キャスティング・ア・グランス(2007)
casting a glance
監督:ジェイムズ・ベニング
評価:80点
おはようございます、チェ・ブンブンです。
美術史の勉強でロバート・スミッソンの勉強をする中でジェイムズ・ベニングの『キャスティング・ア・グランス』とスミッソンの『スパイラル・ジェティ』を観た。『スパイラル・ジェティ』があまりにも強烈な作品で、スミッソンの死後の世界を定点観察したようなジェイムズ・ベニングの『キャスティング・ア・グランス』は面白いものの、霞んでしまったのだが、後から調べると衝撃の事実が明らかとなった。
『キャスティング・ア・グランス』あらすじ
1970年代初頭から個人制作による唯一無二のスタイルで映画作品やインスタレーションなどを制作してきたアメリカの実験映画作家ジェームズ・ベニングが、現代美術家ロバート・スミッソンによるユタ州ソルトレイクのランドアート作品「スパイラル・ジェティ」を撮影した作品。
スミッソンが1970年に制作したスパイラル・ジェティは、長い年月の間に湖の水位の変化とともに水没と出現を繰り返し、その色も変化した。ベニング監督は2005年から2年間で16回にわたって同地を訪れて撮影を行い、スパイラル・ジェティの35年間の軌跡をシミュレートした。
ロングショットを多用することで知られるベニング監督だが、本作では珍しくクローズショットも使用している。特集上映「ジェイムズ・ベニング2023 アメリカ/時間/風景」(23年10月7~13日、シアター・イメージフォーラム)上映作品。
スミッソン、あとは俺に任せな!
スミッソンの「スパイラル・ジェティ」は、ユタ州グレート・ソルトレークの人里離れた場所に6トン半もの岩石や土を運び込み作られた螺旋状の空間に形成される塩の結晶や潮の満ち引きで水没する様など時間をかけて現出する光景がアートとなっており、単にそこへ行くだけで評価することのできない壮大さを持っている。『キャスティング・ア・グランス』は
1970年9月25日とテロップが表示され、日記形式で移ろいゆく「スパイラル・ジェティ」の姿を捉えていき、2007年5月15日に着地する。
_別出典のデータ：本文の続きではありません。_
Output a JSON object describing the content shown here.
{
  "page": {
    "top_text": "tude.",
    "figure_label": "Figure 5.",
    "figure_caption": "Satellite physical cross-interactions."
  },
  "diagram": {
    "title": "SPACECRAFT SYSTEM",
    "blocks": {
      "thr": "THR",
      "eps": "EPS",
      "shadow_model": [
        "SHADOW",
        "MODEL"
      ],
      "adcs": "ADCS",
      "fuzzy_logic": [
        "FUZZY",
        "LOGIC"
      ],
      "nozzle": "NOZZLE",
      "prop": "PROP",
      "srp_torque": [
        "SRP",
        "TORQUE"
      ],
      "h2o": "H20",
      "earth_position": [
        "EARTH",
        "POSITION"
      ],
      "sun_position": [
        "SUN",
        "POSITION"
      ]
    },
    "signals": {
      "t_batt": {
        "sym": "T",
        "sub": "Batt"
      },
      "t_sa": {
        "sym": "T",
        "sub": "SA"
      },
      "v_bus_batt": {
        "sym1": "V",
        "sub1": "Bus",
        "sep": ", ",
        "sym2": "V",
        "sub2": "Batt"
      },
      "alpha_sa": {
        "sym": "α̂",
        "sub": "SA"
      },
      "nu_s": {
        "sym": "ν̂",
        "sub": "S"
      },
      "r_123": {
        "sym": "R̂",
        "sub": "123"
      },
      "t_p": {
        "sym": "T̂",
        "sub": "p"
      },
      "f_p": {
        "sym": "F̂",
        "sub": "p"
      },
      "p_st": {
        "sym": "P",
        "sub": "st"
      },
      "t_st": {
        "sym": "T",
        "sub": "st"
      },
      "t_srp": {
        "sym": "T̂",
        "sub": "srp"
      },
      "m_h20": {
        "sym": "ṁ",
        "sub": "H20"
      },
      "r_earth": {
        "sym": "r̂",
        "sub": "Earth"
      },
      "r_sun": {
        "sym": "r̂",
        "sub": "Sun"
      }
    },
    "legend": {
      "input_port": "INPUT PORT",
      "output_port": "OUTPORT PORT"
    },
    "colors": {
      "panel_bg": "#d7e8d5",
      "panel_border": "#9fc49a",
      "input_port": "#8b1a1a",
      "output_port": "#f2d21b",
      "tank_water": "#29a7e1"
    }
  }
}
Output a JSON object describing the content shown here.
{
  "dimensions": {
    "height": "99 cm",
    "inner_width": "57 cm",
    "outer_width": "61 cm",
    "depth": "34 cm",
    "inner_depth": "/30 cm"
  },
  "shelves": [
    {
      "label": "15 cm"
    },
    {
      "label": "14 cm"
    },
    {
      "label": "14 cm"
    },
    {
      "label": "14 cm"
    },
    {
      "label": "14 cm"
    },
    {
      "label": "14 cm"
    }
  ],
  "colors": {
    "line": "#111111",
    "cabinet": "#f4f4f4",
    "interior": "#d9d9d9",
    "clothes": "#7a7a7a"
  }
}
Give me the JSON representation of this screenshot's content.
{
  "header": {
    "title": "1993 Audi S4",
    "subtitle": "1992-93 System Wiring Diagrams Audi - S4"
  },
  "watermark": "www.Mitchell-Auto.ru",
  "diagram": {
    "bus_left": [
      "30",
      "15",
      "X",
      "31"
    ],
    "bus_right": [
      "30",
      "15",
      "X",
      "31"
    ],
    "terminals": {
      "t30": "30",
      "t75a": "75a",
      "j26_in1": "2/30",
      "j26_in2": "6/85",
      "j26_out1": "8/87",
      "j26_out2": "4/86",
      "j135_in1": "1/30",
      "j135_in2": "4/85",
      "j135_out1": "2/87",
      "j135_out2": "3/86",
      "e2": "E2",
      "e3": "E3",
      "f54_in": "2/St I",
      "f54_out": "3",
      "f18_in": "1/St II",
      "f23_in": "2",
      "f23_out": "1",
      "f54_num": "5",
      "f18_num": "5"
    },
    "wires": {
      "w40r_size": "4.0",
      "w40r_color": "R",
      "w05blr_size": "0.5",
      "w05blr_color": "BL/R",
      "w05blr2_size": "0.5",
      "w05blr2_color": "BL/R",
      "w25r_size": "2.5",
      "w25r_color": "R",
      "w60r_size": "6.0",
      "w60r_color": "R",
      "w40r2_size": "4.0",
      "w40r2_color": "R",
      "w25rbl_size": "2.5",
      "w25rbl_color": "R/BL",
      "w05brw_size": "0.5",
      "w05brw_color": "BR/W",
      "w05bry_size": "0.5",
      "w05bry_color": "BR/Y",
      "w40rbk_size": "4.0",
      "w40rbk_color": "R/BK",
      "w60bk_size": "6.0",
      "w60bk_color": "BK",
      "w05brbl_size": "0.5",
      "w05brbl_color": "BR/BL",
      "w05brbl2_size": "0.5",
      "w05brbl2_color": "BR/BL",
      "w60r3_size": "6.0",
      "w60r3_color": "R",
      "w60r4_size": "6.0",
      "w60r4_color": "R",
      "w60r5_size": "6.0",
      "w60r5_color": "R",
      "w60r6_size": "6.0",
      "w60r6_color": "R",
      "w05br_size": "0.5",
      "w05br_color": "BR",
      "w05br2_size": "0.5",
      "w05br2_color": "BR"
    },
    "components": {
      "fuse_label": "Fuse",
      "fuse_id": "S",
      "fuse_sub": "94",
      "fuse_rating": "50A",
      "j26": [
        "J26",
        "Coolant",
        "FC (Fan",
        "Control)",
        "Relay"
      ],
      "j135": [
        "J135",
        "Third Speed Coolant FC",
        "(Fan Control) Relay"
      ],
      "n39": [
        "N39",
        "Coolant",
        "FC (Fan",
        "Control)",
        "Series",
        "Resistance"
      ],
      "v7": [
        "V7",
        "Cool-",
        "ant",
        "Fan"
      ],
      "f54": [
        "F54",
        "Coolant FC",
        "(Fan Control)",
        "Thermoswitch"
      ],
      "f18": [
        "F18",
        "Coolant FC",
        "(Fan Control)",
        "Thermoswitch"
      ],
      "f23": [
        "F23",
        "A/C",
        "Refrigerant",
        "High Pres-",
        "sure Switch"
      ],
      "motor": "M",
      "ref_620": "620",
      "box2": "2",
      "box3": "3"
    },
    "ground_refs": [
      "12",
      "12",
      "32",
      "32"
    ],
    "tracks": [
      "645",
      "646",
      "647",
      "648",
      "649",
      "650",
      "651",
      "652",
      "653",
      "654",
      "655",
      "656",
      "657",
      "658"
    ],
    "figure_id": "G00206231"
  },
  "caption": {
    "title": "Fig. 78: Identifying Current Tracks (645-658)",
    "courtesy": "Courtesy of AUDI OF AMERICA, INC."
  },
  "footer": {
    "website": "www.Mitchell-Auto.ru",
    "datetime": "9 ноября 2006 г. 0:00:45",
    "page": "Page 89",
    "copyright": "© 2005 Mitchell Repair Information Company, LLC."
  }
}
30年以上の軌跡を追った作品なのかと思ったら、これにはギミックがある。実際には2005年から2年間で16回訪れて撮影した、「スパイラル・ジェティ」に対して「1970年9月25日」などと偽の日時を当てはめ、スミッソンの哲学を表現しようとした作品なのである。
スミッソンは、「スパイラル・ジェティ」が誕生する前の創造に伴う破壊の時をフィルムに焼き付けることで、実際の作品とは異なる体験や哲学的な視点を提示した。ジェイムズ・ベニングの場合、スミッソン死後の世界を引き受けることにより壮大なアートの側面を捉えようとした。単なる定点ではなく、スミッソンの生きた時間から襷を受け取り、現代にまでつなげていくランド・アートの力を映像に吹き込んだのだ。
この演出には賛否が分かれるとは思うが、ジェイムズ・ベニングの特色である「音」によって私は惹きこまれた。静的な風景が映し出されながらも、湖水が波打つ一回性の音が心地よく木霊する。地へ眼差しを向けると結晶が見える。雪に埋もれたり、水没しながらもたくましく進化していく「スパイラル・ジェティ」の姿は、時間の芸術である映画でなければ観ることのできない光景であろう。本作は恐らく、スミッソンの短編ドキュメンタリーと併せて観ることで感動の体験となる作品だったといえよう。